Loved ones struggle to understand why 17-year-old opened fire during traffic stop.
First Place, News Story, Associated Church Press
By Bobby Ross Jr. | The Christian Chronicle
NORTH LITTLE ROCK, Ark. — A thin sheet of snow and ice covered the ground outside the Levy Church of Christ this week as hundreds of mourners filed into the auditorium.
Charles Smith Jr. — “C.J.” to friends and relatives — lay in an open casket adorned with red and white flowers and flanked by a giant memorial banner featuring the 17-year-old high school senior in his blue cap and gown.
Some sported dark suits and fancy dresses. Others wore jeans and T-shirts emblazoned with Smith’s smiling face. Loved ones choked back tears as they approached the coffin and kissed the teen on the way to their pews.
The death of any young person is tragic, be it from cancer or a car wreck.

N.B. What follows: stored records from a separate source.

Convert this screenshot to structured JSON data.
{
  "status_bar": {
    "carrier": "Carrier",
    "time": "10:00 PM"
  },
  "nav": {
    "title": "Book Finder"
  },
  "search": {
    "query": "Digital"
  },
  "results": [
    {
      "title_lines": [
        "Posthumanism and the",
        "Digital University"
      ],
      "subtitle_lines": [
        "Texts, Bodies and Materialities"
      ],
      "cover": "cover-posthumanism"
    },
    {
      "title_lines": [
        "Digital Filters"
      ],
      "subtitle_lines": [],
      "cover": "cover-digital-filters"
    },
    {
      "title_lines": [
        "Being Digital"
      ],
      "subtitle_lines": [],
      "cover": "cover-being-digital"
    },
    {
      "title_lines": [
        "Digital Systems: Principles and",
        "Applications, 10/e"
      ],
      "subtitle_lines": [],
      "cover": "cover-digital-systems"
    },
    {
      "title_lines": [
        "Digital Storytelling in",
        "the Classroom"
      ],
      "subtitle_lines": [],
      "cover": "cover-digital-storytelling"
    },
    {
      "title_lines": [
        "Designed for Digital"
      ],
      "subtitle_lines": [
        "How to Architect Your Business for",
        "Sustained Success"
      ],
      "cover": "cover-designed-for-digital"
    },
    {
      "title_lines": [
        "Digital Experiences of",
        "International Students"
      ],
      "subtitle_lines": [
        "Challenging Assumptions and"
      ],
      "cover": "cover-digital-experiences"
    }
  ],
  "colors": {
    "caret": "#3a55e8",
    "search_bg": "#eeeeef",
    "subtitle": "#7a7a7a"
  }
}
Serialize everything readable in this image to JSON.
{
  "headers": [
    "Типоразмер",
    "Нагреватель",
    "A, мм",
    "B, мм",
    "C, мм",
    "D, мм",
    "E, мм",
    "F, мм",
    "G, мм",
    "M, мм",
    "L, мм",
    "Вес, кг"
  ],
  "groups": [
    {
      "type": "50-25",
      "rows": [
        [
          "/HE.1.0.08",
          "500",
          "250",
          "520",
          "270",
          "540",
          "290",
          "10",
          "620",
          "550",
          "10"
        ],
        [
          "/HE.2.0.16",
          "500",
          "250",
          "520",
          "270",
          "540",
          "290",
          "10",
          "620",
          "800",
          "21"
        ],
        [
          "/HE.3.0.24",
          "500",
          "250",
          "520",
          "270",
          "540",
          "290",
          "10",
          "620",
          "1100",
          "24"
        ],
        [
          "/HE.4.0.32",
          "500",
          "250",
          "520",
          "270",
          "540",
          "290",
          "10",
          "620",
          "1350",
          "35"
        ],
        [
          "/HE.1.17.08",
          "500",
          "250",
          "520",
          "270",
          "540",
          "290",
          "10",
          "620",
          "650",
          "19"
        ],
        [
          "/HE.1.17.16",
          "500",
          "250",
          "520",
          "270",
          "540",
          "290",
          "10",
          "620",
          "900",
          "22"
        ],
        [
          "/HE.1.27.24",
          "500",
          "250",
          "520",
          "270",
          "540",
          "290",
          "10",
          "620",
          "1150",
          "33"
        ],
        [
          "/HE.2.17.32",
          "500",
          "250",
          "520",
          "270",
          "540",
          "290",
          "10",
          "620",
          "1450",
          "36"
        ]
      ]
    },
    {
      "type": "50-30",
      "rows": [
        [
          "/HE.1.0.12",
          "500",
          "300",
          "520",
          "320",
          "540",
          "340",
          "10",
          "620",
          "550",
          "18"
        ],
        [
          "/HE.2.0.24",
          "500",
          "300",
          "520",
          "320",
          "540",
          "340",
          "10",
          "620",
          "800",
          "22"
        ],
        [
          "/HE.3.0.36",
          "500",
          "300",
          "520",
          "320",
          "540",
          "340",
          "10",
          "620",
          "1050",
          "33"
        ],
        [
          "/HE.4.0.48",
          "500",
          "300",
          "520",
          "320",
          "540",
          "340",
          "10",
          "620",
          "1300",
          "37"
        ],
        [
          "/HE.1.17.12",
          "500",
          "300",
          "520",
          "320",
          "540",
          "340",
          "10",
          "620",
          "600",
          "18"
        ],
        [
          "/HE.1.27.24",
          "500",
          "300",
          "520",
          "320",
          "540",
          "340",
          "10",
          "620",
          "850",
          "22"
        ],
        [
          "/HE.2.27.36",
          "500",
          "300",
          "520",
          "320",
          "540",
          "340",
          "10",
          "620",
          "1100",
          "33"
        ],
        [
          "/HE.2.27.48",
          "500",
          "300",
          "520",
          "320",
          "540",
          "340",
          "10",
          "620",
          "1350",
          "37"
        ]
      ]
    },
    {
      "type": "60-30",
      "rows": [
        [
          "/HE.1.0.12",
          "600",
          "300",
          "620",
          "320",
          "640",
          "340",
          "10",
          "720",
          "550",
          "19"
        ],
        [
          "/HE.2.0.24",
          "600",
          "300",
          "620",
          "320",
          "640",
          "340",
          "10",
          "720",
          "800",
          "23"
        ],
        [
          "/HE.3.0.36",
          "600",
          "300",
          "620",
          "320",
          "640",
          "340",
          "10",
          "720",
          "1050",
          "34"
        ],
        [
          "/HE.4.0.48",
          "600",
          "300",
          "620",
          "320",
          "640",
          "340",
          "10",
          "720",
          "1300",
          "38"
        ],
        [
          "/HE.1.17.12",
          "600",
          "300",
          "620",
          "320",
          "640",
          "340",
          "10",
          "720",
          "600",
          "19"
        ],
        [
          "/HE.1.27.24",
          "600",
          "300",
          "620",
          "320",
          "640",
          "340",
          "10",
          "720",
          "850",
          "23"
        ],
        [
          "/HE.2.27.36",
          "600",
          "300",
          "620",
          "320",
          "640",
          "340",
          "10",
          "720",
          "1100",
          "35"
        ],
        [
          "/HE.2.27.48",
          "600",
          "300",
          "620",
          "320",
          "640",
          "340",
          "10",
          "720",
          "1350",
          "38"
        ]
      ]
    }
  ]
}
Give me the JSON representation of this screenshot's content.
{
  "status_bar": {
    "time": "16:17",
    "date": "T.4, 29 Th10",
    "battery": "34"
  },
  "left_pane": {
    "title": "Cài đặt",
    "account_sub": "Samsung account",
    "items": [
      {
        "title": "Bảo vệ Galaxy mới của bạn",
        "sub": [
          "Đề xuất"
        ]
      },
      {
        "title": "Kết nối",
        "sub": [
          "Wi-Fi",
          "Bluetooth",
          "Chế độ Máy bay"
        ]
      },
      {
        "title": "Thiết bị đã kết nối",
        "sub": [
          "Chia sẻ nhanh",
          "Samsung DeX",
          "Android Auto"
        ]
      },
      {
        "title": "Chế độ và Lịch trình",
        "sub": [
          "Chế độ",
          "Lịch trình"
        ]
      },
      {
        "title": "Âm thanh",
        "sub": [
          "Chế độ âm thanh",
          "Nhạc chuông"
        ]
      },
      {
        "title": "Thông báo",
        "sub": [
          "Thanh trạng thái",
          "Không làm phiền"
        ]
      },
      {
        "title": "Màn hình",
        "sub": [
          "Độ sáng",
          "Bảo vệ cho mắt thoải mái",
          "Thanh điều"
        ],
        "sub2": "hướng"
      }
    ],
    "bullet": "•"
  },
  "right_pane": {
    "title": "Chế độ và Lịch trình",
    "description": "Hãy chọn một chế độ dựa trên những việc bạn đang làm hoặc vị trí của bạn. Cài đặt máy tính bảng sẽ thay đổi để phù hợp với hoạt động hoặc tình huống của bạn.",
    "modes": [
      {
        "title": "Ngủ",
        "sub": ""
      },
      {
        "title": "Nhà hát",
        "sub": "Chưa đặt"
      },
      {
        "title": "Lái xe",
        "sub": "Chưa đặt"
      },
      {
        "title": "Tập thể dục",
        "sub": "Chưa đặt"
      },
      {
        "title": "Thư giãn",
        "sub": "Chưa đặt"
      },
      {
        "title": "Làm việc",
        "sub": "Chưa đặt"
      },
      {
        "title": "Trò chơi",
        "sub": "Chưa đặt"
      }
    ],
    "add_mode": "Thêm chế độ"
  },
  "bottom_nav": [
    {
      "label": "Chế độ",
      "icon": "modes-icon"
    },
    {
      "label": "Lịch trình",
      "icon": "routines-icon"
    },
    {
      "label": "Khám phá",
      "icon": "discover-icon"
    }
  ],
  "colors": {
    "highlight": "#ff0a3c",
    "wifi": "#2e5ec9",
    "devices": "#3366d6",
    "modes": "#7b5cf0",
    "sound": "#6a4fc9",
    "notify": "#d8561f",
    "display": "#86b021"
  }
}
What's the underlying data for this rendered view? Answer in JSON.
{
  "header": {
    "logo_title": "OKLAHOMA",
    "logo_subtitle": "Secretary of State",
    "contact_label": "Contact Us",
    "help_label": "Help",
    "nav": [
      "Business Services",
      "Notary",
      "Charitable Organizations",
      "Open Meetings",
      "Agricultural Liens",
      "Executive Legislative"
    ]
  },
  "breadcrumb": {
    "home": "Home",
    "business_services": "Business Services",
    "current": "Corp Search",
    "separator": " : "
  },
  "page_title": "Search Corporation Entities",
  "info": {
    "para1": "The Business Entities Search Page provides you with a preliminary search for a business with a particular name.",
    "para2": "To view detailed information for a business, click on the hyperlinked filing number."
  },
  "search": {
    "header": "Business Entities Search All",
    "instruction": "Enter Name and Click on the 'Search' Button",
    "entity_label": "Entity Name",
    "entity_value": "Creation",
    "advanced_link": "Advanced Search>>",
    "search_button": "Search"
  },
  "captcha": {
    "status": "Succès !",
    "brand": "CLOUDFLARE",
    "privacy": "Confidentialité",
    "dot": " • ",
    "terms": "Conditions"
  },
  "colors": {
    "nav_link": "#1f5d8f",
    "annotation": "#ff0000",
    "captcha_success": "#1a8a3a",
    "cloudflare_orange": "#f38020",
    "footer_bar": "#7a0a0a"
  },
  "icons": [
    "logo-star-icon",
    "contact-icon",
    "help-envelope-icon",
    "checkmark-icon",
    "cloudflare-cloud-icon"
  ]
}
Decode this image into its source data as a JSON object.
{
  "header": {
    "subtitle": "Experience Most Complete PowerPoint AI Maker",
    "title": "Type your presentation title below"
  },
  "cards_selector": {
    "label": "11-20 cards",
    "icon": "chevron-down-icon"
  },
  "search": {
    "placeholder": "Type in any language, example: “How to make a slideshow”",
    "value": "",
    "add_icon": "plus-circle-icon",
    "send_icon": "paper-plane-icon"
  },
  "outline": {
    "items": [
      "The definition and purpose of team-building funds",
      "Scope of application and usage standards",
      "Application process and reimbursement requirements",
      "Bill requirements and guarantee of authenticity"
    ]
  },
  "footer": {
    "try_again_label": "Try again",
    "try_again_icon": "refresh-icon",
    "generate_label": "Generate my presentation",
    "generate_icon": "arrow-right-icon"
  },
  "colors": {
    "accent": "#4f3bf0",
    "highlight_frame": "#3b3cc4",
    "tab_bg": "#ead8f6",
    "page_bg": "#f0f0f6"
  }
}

The circumstances of Smith’s final moments, though, are particularly perplexing to those trying to make sense of the baptized believer’s untimely passage from, as one funeral speaker described it, “earth to glory.”
“Like many of us from time to time, he made bad judgments,” Duncan Martin, minister for the Southside Church of Christ in Little Rock, said in Smith’s eulogy. “But bad judgment does not deserve a death sentence. If that were true, this auditorium would be empty today.”